Chairman and CEO Andrew Liveris has repaid almost $720,000 in personal expenses that the company mistakenly paid for over four years.

NEW YORK (AP) -- Dow Chemical Co. said its chairman and CEO has repaid almost $720,000 in personal expenses that the company mistakenly paid for over four years, an error discovered after Dow audited its internal customer events department.

The audit "found shortcomings in record-keeping and processing," Dow said in a filing with the Securities and Exchange Commission on Friday. Andrew Liveris "promptly reimbursed" Dow $719,923, and the company said it has revised and strengthened its policies to ensure that its process for reimbursement requests moves faster.

Dow's customer events department organizes and runs marketing and business development meetings around the world, including arranging meals and accommodations and procuring tickets to major global sporting and entertainment events. These meetings and events are hosted by Dow executives and other employees. The Midland, Mich.-based company did not detail the expenses that the audit found it incorrectly paid on Liveris's behalf, but said they were not primarily business-related or should have been billed to Liveris as personal items. The expenses were incurred between 2007 and 2010.

Liveris received $17.7 million in compensation in 2010, up 13 percent from his 2009 package, according to Associated Press calculations of data filed with regulators Friday. The increase mainly came from a rise in the value of stock options that he was granted, and receipt of a performance-based bonus for the year, compared with no bonus for 2009. Dow's net income rose nearly six-fold in 2010 to $1.97 billion, or $1.72 per share, as revenue climbed about 20 percent to $53.67 billion.

The Associated Press formula calculates an executive's total compensation during the last fiscal year by adding salary, bonuses, perks, above-market interest the company pays on deferred compensation and the estimated value of stock and stock options awarded during the year. The AP formula does not count changes in the present value of pension benefits. That makes the AP total slightly different in most cases from the total reported by companies to the Securities and Exchange Commission.

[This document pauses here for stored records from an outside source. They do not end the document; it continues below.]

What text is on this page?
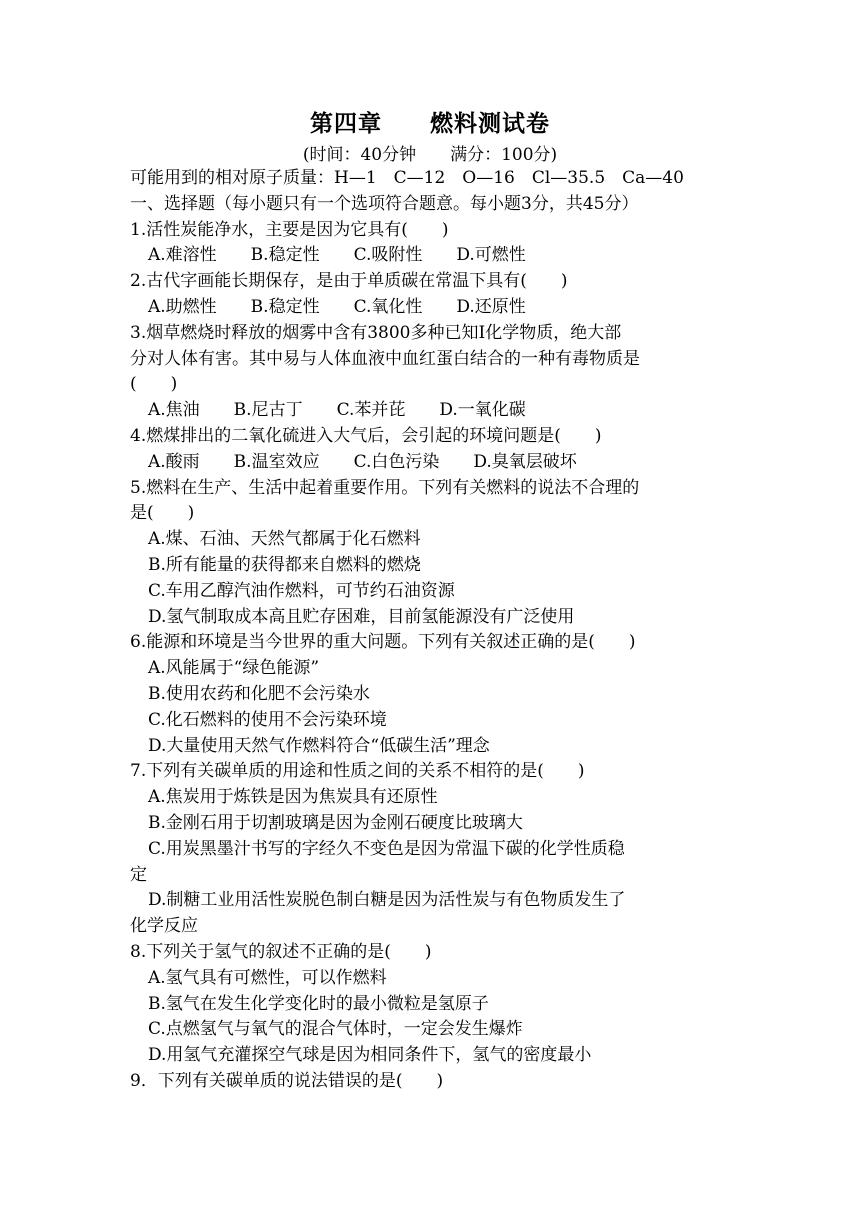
第四章　　燃料测试卷
(时间：40分钟　　满分：100分)
可能用到的相对原子质量：H—1　C—12　O—16　Cl—35.5　Ca—40
一、选择题（每小题只有一个选项符合题意。每小题3分，共45分）
1.活性炭能净水，主要是因为它具有(　　)
A.难溶性　　B.稳定性　　C.吸附性　　D.可燃性
2.古代字画能长期保存，是由于单质碳在常温下具有(　　)
A.助燃性　　B.稳定性　　C.氧化性　　D.还原性
3.烟草燃烧时释放的烟雾中含有3800多种已知Ⅰ化学物质，绝大部
分对人体有害。其中易与人体血液中血红蛋白结合的一种有毒物质是
(　　)
A.焦油　　B.尼古丁　　C.苯并芘　　D.一氧化碳
4.燃煤排出的二氧化硫进入大气后，会引起的环境问题是(　　)
A.酸雨　　B.温室效应　　C.白色污染　　D.臭氧层破坏
5.燃料在生产、生活中起着重要作用。下列有关燃料的说法不合理的
是(　　)
A.煤、石油、天然气都属于化石燃料
B.所有能量的获得都来自燃料的燃烧
C.车用乙醇汽油作燃料，可节约石油资源
D.氢气制取成本高且贮存困难，目前氢能源没有广泛使用
6.能源和环境是当今世界的重大问题。下列有关叙述正确的是(　　)
A.风能属于“绿色能源”
B.使用农药和化肥不会污染水
C.化石燃料的使用不会污染环境
D.大量使用天然气作燃料符合“低碳生活”理念
7.下列有关碳单质的用途和性质之间的关系不相符的是(　　)
A.焦炭用于炼铁是因为焦炭具有还原性
B.金刚石用于切割玻璃是因为金刚石硬度比玻璃大
C.用炭黑墨汁书写的字经久不变色是因为常温下碳的化学性质稳
定
D.制糖工业用活性炭脱色制白糖是因为活性炭与有色物质发生了
化学反应
8.下列关于氢气的叙述不正确的是(　　)
A.氢气具有可燃性，可以作燃料
B.氢气在发生化学变化时的最小微粒是氢原子
C.点燃氢气与氧气的混合气体时，一定会发生爆炸
D.用氢气充灌探空气球是因为相同条件下，氢气的密度最小
9．下列有关碳单质的说法错误的是(　　)
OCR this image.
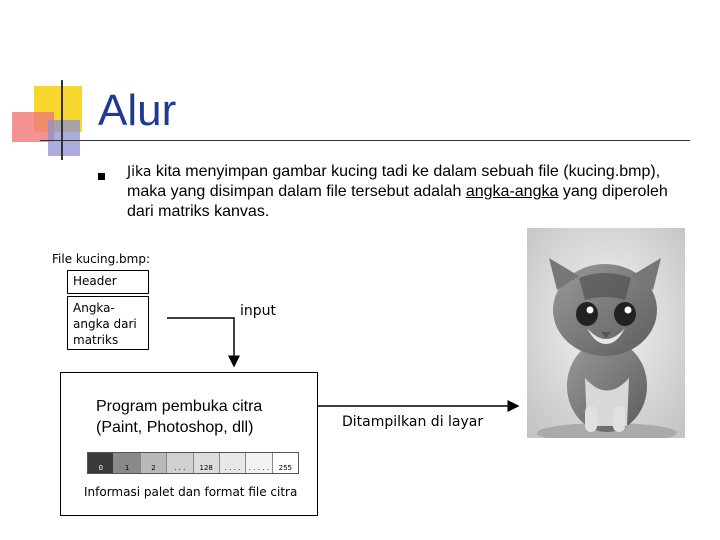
Alur
Jika kita menyimpan gambar kucing tadi ke dalam sebuah file (kucing.bmp), maka yang disimpan dalam file tersebut adalah angka-angka yang diperoleh dari matriks kanvas.
File kucing.bmp:
Header
Angka-angka dari matriks
input
Program pembuka citra
(Paint, Photoshop, dll)
0	1	2	. . .	128	. . . .	. . . . .	255
Informasi palet dan format file citra
Ditampilkan di layar
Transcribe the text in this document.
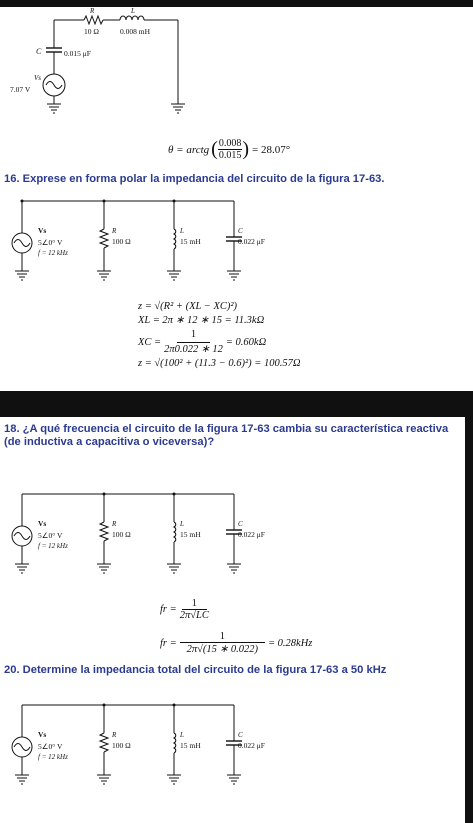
R
10 Ω
L
0.008 mH
C	0.015 μF
Vs
7.07 V
θ = arctg ( $\frac{0.008}{0.015}$ ) = 28.07°
16. Exprese en forma polar la impedancia del circuito de la figura 17-63.
Vs
5∠0° V
f = 12 kHz
R
100 Ω
L
15 mH
C
0.022 μF
z = √(R² + (XL − XC)²)
XL = 2π ∗ 12 ∗ 15 = 11.3kΩ
XC = $\frac{1}{2\pi 0.022 ∗ 12} = 0.60k\Omega$
z = √(100² + (11.3 − 0.6)²) = 100.57Ω
18. ¿A qué frecuencia el circuito de la figura 17-63 cambia su característica reactiva (de inductiva a capacitiva o viceversa)?
Vs
5∠0° V
f = 12 kHz
R
100 Ω
L
15 mH
C
0.022 μF
fr = $\frac{1}{2\pi√LC}$
fr = $\frac{1}{2\pi√(15 ∗ 0.022)} = 0.28kHz$
20. Determine la impedancia total del circuito de la figura 17-63 a 50 kHz
Vs
5∠0° V
f = 12 kHz
R
100 Ω
L
15 mH
C
0.022 μF
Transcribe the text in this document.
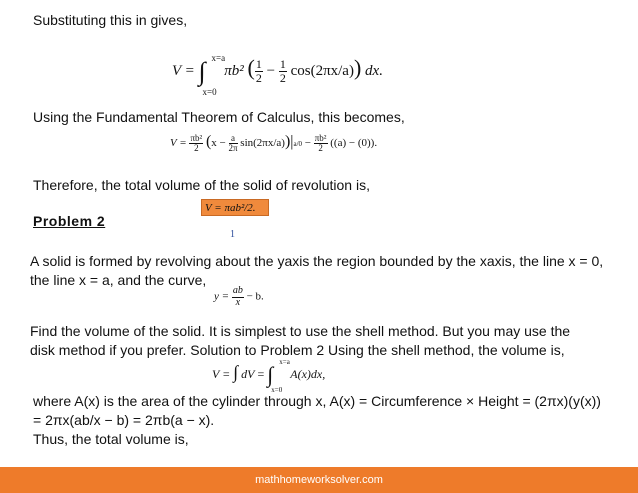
Substituting this in gives,
V = ∫ x=a
x=0
πb² ( $\frac{1}{2} - \frac{1}{2} \cos(2\pi x/a)$) dx.
Using the Fundamental Theorem of Calculus, this becomes,
$V = \frac{\text{πb²}}{2} (x - \frac{a}{2\pi} \sin(2\pi x/a))|a/0 - \frac{\text{πb²}}{2} ((a) - (0))$.
Therefore, the total volume of the solid of revolution is,
V = πab²/2.
1
Problem 2
A solid is formed by revolving about the yaxis the region bounded by the xaxis, the line x = 0, the line x = a, and the curve,
$y = \frac{ab}{x} - b$.
Find the volume of the solid. It is simplest to use the shell method. But you may use the disk method if you prefer. Solution to Problem 2 Using the shell method, the volume is,
V = ∫ dV = ∫ x=a
x=0
A(x)dx,
where A(x) is the area of the cylinder through x, A(x) = Circumference × Height = (2πx)(y(x)) = 2πx(ab/x − b) = 2πb(a − x).
Thus, the total volume is,
mathhomeworksolver.com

The value that a company assigned to an executive's stock and option awards for 2010 was the present value of what the company expected the awards to be worth to the executive over time. Companies use one of several formulas to calculate that value. However, the number is just an estimate, and what an executive ultimately receives will depend on the performance of the company's stock in the years after the awards are granted. Most stock compensation programs require an executive to wait a specified amount of time to receive shares or exercise options.